Now we generalize further. If we only allow horns $\Lambda^n_k$ with $k>0$, then we have a "right fibration." This is equivalent to the Serre fibration for spaces, but we can interpret it to mean something more interesting for categories. A map $\Delta^n\to B$, for a category $B$, is just a sequence of $n$ composable arrows in $B$, while a map from $\Lambda^n_k$ is defined similarly by sticking together a bunch of maps from $\Delta^{n-1}$. So, if we say a right fibration of categories is a functor $p:E\to B$ such that every extension of a map $\Lambda^n_k\to E$ to a map $\Delta^n\to B$ lifts into $E$, then these turn out to be exactly the functors such that:

1. Given any map $g:b\to p(e)$ in $B$ there exists a map $\tilde g:\tilde b\to e$ in $E$ with $p(\tilde g)=g$
2. Given maps $f:b'\to b,f':b''\to b,$ and $g:p(b'')\to p(b')$ such that $p(f)\circ g=p(f')$, there exists a unique $\tilde g:b''\to b'$ with $p(\tilde g)=g$ and $f\circ \tilde g=f'$.

These conditions correspond to the lifting properties against the inclusions of $\Lambda^1_1,\Lambda^2_2,$ and $\Lambda^3_3$ in their respective $\Delta^n$s.

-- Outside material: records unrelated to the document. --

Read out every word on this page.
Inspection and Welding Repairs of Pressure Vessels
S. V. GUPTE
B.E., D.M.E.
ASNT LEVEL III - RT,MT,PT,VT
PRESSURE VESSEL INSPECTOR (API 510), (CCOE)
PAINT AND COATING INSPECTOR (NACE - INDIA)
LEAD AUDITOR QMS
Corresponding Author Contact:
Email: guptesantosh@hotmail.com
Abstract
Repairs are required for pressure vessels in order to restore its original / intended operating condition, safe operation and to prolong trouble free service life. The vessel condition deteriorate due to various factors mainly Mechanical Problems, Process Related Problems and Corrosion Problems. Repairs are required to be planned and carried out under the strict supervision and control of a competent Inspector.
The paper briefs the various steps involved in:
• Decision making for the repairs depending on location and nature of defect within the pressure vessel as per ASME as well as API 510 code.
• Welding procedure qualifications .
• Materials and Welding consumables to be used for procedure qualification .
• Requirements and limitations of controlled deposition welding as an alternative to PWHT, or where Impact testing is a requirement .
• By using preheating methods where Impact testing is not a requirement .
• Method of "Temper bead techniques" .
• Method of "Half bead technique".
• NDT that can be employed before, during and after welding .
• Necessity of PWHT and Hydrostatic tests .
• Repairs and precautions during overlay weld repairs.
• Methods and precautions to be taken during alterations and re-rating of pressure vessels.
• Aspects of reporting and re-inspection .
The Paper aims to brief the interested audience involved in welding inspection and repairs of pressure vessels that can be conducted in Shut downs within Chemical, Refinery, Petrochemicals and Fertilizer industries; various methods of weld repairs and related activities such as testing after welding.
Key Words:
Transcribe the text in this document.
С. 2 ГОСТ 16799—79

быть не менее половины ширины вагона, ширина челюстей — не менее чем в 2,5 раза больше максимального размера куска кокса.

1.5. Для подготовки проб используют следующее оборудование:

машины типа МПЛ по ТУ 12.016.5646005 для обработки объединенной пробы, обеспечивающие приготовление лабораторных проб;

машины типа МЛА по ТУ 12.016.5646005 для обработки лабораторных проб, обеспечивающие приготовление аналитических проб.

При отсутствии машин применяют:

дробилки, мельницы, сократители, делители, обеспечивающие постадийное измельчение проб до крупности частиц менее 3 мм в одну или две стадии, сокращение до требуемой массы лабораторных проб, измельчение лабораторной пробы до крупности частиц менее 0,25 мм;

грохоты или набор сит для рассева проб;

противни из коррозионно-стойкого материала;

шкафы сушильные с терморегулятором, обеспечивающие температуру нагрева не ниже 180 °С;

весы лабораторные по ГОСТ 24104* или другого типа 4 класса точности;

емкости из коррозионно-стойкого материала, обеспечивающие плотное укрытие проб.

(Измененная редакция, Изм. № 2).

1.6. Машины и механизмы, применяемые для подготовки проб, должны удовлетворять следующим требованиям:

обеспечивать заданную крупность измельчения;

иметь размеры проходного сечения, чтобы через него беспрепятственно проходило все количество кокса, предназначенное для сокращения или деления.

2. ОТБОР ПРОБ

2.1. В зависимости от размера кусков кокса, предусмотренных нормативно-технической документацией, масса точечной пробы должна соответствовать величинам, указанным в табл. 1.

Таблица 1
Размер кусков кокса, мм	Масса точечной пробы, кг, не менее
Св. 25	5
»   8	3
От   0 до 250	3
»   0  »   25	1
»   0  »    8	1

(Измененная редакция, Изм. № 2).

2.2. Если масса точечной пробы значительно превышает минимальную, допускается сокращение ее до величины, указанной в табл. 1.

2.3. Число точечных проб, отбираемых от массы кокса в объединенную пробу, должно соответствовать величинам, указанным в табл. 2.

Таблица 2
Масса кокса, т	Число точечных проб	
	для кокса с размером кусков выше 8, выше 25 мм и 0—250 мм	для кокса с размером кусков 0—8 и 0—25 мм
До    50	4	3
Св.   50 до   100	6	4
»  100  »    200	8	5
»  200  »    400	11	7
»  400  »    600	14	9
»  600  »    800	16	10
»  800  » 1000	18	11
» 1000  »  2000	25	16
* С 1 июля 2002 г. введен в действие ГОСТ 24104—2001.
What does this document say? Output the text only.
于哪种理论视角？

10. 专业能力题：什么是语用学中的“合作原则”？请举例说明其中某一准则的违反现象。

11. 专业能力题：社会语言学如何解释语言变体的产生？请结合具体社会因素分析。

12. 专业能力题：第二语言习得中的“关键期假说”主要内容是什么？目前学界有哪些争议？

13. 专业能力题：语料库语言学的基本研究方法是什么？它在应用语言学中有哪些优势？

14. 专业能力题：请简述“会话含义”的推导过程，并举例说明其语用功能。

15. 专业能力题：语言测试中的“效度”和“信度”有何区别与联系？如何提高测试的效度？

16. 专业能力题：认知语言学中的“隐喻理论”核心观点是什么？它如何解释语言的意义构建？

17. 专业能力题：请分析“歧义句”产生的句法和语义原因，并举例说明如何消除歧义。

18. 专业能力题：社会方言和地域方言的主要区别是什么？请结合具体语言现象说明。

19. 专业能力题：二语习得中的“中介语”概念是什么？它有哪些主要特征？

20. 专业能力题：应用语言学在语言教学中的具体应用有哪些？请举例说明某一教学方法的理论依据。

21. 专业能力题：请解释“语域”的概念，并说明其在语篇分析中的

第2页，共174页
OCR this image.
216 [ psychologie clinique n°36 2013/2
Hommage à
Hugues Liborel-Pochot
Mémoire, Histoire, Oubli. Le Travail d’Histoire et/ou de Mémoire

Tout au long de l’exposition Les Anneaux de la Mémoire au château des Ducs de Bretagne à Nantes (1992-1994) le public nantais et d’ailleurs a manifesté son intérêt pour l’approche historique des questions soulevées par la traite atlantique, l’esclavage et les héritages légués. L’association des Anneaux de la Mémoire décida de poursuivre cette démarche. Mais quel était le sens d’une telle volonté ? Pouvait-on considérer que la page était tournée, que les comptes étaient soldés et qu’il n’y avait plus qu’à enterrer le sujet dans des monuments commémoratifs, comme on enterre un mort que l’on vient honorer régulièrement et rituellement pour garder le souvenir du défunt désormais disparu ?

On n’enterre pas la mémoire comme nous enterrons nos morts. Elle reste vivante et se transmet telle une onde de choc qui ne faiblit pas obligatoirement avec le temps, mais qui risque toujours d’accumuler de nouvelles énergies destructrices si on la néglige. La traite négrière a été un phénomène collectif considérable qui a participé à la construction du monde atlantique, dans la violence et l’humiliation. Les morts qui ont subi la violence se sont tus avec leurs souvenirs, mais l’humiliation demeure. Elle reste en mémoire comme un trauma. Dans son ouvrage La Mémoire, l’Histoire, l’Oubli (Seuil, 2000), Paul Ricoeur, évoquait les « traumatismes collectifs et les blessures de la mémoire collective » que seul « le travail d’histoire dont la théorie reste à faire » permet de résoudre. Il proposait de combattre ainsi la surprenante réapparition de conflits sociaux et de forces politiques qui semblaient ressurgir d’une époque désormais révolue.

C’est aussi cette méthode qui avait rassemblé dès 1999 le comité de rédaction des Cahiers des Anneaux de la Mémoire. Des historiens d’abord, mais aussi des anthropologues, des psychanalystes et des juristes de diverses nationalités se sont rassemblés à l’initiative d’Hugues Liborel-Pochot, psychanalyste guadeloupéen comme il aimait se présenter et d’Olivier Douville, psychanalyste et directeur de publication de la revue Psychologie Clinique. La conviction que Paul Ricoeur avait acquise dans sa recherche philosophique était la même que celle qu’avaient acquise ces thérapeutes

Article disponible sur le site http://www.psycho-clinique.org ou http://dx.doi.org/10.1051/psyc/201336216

All the other lifting properties are automatic for functors of categories. Now we almost have the definition of fibered category! To turn the definition of a right fibration (often called a "fibration in groupoids") of categories into the definition of a fibered category, we just have to assume in point 1. that $\tilde g$ is Cartesian, where Cartesian maps are those that satisfy condition 2. when assigned the role of $f$.

To make the relation with fiber bundles more concrete, we can note that the fibers $p^{-1}(\{b\})$ and $p^{-1}(\{b'\})$ over isomorphic objects $b,b'$ are equivalent categories. This is a bit like the condition of local triviality for a fiber bundle, although again it's more closely related to the behavior of Serre fibrations, in which the fibers over points connected by a path are always homotopy equivalent.

Finally, certainly a fibered category has much more information than is in the base. For instance, a category fibered over the point is simply an arbitrary category!

Answer 2

Yes. In the case of a fibre or vector bundle we have a projection $\pi: T\to B$ and the fibre above $p\in B$ is $\pi^{-1}(p)\subset T$. Fibred categories concerns inverse images or pull-backs of objects like vector bundles, when we have two such and a map from one total space to the other.